Does the model self-improve?
We track how calibration (ECE) and hit rate evolve against the frequentist baseline, revision after revision. Improving calibration makes the probabilities more reliable — it does not increase wins: EV stays negative.
How to read these charts
Each chart compares two different things on two different axes. The left axis (in %) measures how often the model is right; the right axis measures how reliable its probabilities are.
Model hit rate: solid line, game colour — left axis (%). How often the model's generated plays land a useful result. The higher it goes, the better it selects.
Frequentist baseline: dashed red line — same left axis (%). The level you'd get picking numbers from historical frequencies alone, with no model. When the coloured line sits above the red one, the model beats plain chance.
ECE — calibration error: light line — right axis. How realistic the model's stated probabilities are. Here it's the opposite: lower is better. Near 0 = honest probabilities. Target ≤ 0.05.
The two scales are independent: compare the coloured line only with the red one. The light ECE line is read on its own against the right axis — if it seems to «cross» the baseline, that's just a dual-axis effect, not a real comparison.
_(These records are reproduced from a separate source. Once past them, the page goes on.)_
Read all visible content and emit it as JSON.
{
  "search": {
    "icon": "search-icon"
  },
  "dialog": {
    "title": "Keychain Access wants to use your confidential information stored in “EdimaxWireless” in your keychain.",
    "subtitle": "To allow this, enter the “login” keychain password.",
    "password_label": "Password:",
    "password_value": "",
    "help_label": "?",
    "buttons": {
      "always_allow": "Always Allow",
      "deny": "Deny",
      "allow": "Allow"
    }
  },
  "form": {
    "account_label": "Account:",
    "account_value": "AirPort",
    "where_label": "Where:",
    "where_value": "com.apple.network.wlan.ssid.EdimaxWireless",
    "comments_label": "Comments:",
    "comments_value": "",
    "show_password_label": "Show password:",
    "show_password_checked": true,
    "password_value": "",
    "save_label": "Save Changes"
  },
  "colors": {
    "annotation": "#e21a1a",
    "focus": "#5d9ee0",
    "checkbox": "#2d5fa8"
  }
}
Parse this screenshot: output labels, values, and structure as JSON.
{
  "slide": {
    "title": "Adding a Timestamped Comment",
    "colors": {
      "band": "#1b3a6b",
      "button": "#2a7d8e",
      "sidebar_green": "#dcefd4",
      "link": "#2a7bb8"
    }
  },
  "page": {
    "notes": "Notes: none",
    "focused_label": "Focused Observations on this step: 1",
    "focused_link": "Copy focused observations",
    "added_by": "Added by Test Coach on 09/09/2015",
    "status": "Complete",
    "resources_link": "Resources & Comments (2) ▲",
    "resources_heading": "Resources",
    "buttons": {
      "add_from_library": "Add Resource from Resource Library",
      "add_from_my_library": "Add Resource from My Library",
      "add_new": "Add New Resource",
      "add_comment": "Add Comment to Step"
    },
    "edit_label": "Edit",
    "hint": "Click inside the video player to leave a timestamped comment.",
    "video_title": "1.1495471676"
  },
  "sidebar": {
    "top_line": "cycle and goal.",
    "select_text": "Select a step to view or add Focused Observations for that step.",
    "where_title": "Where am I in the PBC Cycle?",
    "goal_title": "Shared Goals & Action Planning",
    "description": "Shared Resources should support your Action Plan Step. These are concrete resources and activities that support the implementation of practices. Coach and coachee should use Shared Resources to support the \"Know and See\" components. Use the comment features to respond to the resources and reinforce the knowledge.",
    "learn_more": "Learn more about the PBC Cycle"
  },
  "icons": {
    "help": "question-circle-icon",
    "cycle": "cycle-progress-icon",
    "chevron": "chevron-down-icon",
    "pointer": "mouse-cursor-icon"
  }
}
And either way: better calibration means more honest probabilities, not more wins. EV stays negative by definition.
Room for improvement
How much better the model selects than the frequentist baseline, measured on the aggregated live sample and reported with a confidence interval. The value appears as soon as the evaluated signals reach the minimum threshold.
Better calibration means more honest, reliable probabilities — not more wins. Expected value (EV) stays negative by definition and no system guarantees a win.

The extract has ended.